Les régionales
La victoire de la gauche aux régionales de dimanche en France doit être comprise pour ce qu’elle est, une belle victoire sans plus. Depuis dimanche soir, la gauche se pavoise fière de ses succès. Elle met le Président Sarkozy an garde, affirmant son retour. Si j’étais un leader de la gauche, moi, je serais prudent. Surtout que la prochaine présidentielle en France est encore bien loin, en 2012, et que quelques semaines, quelques mois, quelques années, c’est une éternité en politique. Gagner les régionales et espérer la présidence, c’est deux choses bien différentes.
Voici cinq mises en garde pour la gauche.
1) Le Président Sarkozy, l’UMP et la droite sont toujours au pouvoir. Avec les leviers du pouvoir, tout est possible. D’ici 2012, l’économie risque d’aller mieux, le Président de la République en prendra certainement le crédit.
2) Nicolas Sarkozy est un formidable politicien et un très bon candidat. Il est bon orateur. Il est un démag… euh… pédagogue hors-pair. La gauche devra se choisir un chef. Elle n’a pour l’instant personne de très charismatique en vue. Depuis les régionales, la France parle du retour en force de Ségolène Royal. Je l’ai déjà vu ce film-là et la fin n’est pas belle pour les socialistes.
3) La gauche a fait campagne dans les régionales contre les réformes. Ça passe pour le mi-mandat, ça ne passera pas pour une présidentielle. Elle se devra d’ici 2012 d’établir un vrai programme, crédible. Le candidat de gauche à la présidentielle ne pourra pas simplement promettre d’annuler les réformes, il (elle) devra tracer un chemin à partir de ces réformes.
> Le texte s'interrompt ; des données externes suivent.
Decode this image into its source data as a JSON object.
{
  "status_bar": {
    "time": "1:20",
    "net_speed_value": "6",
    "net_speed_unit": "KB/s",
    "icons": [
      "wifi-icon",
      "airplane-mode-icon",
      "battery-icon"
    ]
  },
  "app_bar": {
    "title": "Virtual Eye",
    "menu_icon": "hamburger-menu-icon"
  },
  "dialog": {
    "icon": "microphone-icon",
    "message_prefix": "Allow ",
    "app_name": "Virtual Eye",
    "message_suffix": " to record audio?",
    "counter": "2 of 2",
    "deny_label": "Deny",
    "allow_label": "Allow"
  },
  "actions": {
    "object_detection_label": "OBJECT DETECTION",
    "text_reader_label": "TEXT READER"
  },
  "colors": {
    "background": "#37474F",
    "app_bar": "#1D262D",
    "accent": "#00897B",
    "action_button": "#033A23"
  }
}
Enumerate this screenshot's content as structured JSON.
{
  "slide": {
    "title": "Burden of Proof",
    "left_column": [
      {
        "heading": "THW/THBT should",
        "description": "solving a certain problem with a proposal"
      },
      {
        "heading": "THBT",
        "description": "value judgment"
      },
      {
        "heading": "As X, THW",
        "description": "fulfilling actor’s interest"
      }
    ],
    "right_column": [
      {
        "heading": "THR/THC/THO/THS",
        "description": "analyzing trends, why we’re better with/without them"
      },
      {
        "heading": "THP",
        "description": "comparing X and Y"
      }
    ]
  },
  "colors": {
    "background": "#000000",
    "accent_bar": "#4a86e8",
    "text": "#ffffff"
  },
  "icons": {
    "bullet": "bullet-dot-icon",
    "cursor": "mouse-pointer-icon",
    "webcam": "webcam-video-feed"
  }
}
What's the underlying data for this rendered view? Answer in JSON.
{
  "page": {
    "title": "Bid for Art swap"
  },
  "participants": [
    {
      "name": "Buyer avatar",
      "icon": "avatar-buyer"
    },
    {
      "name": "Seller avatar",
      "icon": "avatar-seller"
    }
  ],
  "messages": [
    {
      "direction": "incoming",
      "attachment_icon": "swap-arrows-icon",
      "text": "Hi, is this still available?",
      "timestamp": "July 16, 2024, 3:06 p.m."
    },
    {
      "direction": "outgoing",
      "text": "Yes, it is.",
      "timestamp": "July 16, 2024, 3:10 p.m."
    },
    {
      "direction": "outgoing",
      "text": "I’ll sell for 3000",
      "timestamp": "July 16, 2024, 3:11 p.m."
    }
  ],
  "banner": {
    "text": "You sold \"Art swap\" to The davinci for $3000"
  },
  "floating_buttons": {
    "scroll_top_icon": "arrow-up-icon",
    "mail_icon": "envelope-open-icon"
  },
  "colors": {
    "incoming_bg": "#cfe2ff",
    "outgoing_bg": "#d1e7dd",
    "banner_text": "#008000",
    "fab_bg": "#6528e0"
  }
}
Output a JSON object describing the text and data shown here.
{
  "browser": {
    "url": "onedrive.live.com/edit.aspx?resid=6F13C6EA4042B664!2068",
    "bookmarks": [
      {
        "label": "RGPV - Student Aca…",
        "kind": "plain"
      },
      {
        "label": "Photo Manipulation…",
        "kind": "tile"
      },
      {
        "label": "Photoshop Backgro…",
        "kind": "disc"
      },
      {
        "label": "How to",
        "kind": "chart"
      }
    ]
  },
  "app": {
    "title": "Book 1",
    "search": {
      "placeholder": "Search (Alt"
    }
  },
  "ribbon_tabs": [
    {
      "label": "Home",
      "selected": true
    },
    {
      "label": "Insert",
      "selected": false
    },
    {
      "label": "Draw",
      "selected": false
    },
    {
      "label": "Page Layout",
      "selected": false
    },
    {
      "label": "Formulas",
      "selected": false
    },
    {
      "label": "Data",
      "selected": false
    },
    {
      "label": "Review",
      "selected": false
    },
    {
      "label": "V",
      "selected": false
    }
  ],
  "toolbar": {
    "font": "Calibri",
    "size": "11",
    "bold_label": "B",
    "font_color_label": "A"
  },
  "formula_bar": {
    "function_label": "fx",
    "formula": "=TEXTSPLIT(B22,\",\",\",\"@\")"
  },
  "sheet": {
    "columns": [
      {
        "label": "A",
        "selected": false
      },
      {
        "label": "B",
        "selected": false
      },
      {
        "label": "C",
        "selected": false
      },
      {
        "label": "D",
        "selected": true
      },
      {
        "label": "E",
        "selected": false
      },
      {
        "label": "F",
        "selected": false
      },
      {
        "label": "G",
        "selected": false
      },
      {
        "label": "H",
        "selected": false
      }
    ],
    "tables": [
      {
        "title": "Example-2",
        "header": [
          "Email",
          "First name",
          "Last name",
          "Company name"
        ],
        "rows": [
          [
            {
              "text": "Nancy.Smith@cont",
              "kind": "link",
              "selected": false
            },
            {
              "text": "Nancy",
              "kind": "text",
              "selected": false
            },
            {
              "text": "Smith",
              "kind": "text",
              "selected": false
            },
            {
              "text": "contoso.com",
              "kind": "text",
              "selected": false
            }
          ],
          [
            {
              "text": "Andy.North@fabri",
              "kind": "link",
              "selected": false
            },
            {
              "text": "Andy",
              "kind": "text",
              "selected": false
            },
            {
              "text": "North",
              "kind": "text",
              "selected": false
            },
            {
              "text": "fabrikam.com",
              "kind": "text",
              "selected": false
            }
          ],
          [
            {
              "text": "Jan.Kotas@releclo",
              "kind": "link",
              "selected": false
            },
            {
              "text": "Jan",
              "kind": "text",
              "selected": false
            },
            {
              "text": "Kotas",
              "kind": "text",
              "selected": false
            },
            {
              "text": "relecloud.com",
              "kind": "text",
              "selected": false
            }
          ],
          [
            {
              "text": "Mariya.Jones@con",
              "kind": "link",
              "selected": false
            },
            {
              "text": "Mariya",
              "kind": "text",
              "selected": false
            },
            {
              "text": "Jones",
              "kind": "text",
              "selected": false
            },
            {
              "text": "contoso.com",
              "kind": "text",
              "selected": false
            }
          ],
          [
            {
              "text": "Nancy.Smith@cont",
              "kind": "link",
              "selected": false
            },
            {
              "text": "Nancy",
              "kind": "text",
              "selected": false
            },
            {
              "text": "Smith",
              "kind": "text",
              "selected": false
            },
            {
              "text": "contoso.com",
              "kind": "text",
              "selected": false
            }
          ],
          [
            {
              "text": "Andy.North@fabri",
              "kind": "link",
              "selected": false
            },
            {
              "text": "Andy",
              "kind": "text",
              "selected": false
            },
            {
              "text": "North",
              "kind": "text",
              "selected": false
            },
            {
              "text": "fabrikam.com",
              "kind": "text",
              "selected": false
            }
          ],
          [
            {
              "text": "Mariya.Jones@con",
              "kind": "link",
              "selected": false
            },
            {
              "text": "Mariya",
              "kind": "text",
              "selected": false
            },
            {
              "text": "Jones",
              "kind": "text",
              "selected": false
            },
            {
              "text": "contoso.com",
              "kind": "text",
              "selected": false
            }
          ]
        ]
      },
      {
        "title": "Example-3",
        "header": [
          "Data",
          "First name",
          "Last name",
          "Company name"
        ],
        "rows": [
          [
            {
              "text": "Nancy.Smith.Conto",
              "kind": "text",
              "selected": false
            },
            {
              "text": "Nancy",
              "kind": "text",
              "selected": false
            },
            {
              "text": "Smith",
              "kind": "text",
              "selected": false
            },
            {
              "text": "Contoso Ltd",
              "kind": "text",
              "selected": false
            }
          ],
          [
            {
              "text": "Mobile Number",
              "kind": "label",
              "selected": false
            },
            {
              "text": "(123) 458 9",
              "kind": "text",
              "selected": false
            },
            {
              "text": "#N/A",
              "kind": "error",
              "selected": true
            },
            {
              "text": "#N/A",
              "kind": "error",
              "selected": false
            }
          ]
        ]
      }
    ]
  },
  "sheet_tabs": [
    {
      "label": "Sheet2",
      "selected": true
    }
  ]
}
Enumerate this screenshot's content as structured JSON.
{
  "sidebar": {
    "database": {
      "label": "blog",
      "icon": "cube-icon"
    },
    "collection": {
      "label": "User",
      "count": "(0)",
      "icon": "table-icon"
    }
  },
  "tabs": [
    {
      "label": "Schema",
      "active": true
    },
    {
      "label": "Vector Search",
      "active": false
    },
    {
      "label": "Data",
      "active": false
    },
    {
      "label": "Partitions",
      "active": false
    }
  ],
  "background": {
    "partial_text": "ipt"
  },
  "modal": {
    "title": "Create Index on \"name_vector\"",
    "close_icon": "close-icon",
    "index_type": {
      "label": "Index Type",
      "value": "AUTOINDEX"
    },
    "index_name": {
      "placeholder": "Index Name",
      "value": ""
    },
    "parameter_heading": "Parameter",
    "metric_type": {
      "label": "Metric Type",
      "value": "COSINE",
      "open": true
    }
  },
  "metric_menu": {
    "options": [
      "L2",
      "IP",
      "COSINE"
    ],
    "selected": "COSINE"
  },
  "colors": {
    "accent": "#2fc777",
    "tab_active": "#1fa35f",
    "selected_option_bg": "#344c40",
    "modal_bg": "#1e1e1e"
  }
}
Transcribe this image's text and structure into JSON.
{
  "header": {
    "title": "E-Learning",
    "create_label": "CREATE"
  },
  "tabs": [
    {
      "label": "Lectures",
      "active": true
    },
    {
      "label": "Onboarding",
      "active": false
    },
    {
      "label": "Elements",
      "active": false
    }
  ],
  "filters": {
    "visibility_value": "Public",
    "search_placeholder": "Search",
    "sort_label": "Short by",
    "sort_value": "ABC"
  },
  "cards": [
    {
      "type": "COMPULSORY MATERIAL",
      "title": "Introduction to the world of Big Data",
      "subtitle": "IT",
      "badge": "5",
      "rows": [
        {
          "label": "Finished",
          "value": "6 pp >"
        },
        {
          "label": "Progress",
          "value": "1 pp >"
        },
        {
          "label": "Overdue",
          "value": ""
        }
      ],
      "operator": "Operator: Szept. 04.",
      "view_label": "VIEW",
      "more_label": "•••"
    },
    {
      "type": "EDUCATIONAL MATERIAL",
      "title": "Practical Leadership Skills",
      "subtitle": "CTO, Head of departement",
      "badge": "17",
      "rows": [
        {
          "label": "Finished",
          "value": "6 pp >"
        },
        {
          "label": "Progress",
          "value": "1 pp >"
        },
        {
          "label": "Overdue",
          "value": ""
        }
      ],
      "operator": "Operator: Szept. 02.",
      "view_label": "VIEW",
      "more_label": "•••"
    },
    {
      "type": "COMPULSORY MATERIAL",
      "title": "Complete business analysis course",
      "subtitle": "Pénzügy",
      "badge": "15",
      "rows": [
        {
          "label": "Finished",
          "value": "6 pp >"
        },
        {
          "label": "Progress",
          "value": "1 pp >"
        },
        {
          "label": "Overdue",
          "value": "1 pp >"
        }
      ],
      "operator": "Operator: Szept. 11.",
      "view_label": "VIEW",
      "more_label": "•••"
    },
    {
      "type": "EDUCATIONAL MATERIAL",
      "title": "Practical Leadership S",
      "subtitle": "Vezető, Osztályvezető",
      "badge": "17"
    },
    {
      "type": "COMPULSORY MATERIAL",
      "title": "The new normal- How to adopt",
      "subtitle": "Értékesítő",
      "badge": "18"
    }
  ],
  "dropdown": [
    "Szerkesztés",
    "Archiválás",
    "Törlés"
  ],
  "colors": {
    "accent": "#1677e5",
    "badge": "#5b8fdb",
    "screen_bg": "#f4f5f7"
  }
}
4) Le taux d’abstention aux régionales était exceptionnellement haut, plus de 48% au second tour. Presqu’un français sur deux n’est pas allé voter. Pourquoi sont-ils restés chez eux? Déçu des options, désabusé de la politique en général, des campagnes qui ne traitaient pas des grands sujets d’actualité… Ils ne sont pas sortis pour la droite, mais ils n’ont pas plus votés à gauche. Plusieurs de ces français iront voter à la présidentielle et il n’est pas clair pour qui ils voteront.
5) Le Front national a bien scoré dans les régionales. Sauf qu’au présidentielle, au deuxième tour surtout, ces gens pourraient très bien voter pour le Président sortant, surtout que l’UMP n’hésite pas à jouer la carte de l’identité nationale.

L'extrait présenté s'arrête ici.